For very large models, DeepSpeed integration provides advanced memory optimization. The Trainer API integrates with DeepSpeed through a simple JSON configuration file.

from transformers import TrainingArguments

# Enable DeepSpeed ZeRO Stage 2 via Trainer
training_args = TrainingArguments(
    output_dir="./output",
    deepspeed="ds_config.json",    # Path to DeepSpeed config
    per_device_train_batch_size=4,
    gradient_accumulation_steps=8,
    bf16=True,
    num_train_epochs=3,
)

# ds_config.json example:
# {
#     "zero_optimization": {
#         "stage": 2,
#         "offload_optimizer": { "device": "cpu" },
#         "allgather_bucket_size": 5e8,
#         "reduce_bucket_size": 5e8
#     },
#     "bf16": { "enabled": true },
#     "train_micro_batch_size_per_gpu": 4,
#     "gradient_accumulation_steps": 8
# }

Code Fragment 6: Enabling DeepSpeed ZeRO Stage 2 via a single deepspeed parameter in TrainingArguments. The JSON config file controls optimizer and gradient sharding across GPUs, allowing models that exceed single-GPU memory to train without code changes.

Strategy	Model Size	What Is Distributed	When to Use
DDP	Fits on 1 GPU	Data only	Most fine-tuning jobs
FSDP	Too large for 1 GPU	Weights, gradients, optimizer	7B+ parameter models
DeepSpeed ZeRO-2	Too large for 1 GPU	Gradients, optimizer	Memory-constrained multi-GPU
DeepSpeed ZeRO-3	Very large	Weights, gradients, optimizer	70B+ parameter models

Figure K.3.2: Distributed training strategies and their applicable scenarios.

6. Evaluation During Training

Monitoring model performance during training is critical for detecting overfitting, selecting the best checkpoint, and deciding when to stop. The Trainer supports evaluation at configurable intervals through the eval_strategy parameter and integrates with the evaluate library for computing standard metrics.

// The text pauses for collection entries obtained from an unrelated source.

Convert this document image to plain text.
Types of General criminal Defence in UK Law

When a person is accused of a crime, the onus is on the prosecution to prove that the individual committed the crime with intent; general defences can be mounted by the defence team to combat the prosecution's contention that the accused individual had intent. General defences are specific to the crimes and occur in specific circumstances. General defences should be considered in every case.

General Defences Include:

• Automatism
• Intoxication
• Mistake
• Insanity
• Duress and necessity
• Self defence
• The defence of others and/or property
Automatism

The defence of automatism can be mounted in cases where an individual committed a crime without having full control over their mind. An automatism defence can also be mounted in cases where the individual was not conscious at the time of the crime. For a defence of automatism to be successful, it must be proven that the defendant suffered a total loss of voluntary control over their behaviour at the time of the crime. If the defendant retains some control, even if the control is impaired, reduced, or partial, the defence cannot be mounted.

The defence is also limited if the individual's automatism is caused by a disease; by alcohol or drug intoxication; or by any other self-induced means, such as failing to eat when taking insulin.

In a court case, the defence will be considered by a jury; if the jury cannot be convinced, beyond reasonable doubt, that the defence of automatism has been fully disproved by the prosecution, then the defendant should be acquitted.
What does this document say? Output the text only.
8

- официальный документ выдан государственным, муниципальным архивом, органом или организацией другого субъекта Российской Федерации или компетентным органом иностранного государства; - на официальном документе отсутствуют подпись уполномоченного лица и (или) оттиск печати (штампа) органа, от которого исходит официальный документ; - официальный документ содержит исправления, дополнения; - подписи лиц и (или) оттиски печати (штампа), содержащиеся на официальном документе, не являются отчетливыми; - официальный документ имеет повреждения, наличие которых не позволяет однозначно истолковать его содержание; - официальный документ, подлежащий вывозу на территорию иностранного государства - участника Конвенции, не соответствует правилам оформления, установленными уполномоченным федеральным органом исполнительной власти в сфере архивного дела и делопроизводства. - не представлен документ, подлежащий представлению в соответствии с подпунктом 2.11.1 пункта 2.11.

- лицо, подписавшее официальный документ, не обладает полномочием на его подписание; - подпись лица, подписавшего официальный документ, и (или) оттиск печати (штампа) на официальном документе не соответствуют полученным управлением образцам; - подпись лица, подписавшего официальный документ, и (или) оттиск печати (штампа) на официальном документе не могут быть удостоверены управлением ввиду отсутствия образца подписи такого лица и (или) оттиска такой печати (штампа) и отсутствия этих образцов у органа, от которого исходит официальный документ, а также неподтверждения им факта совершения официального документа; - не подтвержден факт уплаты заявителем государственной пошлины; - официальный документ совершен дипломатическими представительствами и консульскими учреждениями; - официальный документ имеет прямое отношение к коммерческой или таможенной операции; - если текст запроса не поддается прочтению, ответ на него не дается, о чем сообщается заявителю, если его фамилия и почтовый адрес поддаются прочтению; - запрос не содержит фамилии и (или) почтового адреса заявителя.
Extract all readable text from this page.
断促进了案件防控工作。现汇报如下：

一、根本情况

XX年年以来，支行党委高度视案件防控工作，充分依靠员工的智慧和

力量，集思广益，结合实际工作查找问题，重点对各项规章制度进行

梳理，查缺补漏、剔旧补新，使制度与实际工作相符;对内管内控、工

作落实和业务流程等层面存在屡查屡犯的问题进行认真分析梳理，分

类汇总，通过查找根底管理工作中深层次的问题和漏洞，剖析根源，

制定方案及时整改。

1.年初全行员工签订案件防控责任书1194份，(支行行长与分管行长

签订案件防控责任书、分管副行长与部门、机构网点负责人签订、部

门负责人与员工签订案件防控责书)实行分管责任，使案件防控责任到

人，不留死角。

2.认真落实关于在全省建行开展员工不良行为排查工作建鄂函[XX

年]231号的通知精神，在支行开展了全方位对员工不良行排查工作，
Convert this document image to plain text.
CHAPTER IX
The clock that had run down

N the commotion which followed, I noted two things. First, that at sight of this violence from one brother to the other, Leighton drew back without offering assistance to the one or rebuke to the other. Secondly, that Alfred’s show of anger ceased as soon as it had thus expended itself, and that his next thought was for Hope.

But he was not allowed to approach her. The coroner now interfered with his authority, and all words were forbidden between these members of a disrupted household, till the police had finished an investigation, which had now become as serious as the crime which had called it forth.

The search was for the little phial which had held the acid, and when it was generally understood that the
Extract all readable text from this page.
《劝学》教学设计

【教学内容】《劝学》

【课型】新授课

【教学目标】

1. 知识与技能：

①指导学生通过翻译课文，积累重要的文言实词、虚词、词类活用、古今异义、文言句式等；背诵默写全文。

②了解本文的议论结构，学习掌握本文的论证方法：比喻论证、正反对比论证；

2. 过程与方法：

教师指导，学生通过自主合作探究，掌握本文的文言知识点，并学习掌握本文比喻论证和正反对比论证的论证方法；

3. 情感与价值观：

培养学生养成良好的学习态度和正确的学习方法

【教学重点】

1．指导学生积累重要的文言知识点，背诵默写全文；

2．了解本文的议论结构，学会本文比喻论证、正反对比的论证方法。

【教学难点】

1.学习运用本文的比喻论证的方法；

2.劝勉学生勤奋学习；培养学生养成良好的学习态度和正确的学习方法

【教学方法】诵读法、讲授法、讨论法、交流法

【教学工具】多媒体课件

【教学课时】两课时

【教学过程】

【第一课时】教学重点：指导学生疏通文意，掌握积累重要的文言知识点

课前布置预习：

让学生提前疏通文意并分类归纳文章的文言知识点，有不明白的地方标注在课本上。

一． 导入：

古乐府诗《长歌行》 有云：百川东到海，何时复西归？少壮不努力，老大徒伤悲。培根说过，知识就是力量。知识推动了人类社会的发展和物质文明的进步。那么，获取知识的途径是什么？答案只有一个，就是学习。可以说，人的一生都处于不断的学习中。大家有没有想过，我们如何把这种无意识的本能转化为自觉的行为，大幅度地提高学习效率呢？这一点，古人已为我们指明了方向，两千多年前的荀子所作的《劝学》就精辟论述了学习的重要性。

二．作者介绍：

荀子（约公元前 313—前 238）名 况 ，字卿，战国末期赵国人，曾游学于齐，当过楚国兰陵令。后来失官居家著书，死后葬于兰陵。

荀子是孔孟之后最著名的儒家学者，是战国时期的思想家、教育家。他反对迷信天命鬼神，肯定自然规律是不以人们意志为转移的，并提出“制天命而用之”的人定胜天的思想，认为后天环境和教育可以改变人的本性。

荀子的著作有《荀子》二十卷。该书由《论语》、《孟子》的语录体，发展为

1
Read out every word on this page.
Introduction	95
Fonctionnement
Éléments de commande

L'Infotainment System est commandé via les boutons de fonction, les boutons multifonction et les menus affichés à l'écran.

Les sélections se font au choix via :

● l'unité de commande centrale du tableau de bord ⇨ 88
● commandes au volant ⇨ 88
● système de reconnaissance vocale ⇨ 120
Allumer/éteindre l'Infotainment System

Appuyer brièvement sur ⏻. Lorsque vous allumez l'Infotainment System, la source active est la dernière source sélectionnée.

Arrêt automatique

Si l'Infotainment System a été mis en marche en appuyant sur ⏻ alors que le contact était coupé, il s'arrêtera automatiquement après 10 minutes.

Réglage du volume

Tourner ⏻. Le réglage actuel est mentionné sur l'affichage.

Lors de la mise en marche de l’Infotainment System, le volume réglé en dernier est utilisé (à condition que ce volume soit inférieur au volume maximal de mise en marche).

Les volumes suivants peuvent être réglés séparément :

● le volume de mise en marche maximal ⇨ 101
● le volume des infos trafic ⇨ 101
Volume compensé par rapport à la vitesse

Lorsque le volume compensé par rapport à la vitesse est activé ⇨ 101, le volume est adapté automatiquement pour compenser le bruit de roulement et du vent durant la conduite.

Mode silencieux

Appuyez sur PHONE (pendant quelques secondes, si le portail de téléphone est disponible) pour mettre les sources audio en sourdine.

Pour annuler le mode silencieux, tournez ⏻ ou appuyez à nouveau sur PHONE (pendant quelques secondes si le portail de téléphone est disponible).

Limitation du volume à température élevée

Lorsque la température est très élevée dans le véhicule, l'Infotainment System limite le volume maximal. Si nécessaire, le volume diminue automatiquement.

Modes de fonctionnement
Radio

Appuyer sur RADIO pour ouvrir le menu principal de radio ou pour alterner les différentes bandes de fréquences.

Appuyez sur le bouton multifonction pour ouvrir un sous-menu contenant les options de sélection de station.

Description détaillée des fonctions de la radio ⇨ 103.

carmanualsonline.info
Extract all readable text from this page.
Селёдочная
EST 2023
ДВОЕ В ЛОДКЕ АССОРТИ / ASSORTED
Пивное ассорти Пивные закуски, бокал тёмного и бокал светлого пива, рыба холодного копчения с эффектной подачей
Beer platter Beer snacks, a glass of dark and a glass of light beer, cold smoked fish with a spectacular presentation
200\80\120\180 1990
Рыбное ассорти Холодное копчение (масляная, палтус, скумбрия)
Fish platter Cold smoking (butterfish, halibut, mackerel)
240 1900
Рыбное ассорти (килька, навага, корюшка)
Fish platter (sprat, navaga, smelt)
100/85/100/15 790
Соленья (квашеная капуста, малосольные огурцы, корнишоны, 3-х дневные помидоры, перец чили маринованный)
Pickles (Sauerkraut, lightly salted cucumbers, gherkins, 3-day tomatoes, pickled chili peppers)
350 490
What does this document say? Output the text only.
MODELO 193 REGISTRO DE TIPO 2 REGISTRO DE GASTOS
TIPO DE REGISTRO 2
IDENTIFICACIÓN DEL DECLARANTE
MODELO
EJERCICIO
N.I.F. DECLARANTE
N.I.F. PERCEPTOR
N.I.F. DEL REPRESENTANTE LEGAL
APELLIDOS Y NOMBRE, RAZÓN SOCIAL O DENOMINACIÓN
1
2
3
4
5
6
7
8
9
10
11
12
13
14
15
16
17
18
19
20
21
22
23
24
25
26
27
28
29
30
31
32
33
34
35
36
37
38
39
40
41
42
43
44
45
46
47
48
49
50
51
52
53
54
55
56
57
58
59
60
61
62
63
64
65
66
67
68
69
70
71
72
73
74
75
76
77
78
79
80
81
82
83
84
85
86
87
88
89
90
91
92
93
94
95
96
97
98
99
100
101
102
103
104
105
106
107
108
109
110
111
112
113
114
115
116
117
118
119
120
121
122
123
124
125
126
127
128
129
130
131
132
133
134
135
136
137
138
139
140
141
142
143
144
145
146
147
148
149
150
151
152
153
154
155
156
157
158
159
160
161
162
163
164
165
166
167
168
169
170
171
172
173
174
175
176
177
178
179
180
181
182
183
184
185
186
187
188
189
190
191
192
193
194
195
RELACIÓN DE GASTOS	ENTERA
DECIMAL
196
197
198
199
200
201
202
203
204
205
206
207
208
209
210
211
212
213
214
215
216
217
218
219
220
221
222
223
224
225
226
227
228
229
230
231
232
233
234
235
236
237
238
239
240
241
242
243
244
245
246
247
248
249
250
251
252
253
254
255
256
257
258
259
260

The following example adds multiple metrics to a Trainer-based run using the evaluate library.

import evaluate
import numpy as np

# Load multiple metrics
accuracy_metric = evaluate.load("accuracy")
f1_metric = evaluate.load("f1")
precision_metric = evaluate.load("precision")
recall_metric = evaluate.load("recall")

def compute_metrics(eval_pred):
    logits, labels = eval_pred
    preds = np.argmax(logits, axis=-1)
    return {
        "accuracy": accuracy_metric.compute(
            predictions=preds, references=labels
        )["accuracy"],
        "f1": f1_metric.compute(
            predictions=preds, references=labels, average="weighted"
        )["f1"],
        "precision": precision_metric.compute(
            predictions=preds, references=labels, average="weighted"
        )["precision"],
        "recall": recall_metric.compute(
            predictions=preds, references=labels, average="weighted"
        )["recall"],
    }

# The Trainer will call compute_metrics at each evaluation step
# and log all four metrics to your chosen reporter (TensorBoard, W&B, etc.)

Code Fragment 7: Adding multiple evaluation metrics via the evaluate library. The compute_metrics function receives model predictions and ground-truth labels, computes accuracy, F1, precision, and recall, and returns them as a dictionary that the Trainer logs at each evaluation interval.

Resuming from Checkpoints

If training is interrupted, the Trainer can resume from the last checkpoint automatically. Call trainer.train(resume_from_checkpoint=True) and it will detect the latest checkpoint in output_dir, restore the model weights, optimizer state, scheduler state, and random number generator seeds, and continue training from exactly where it left off. This is especially valuable for long-running jobs on preemptible cloud instances.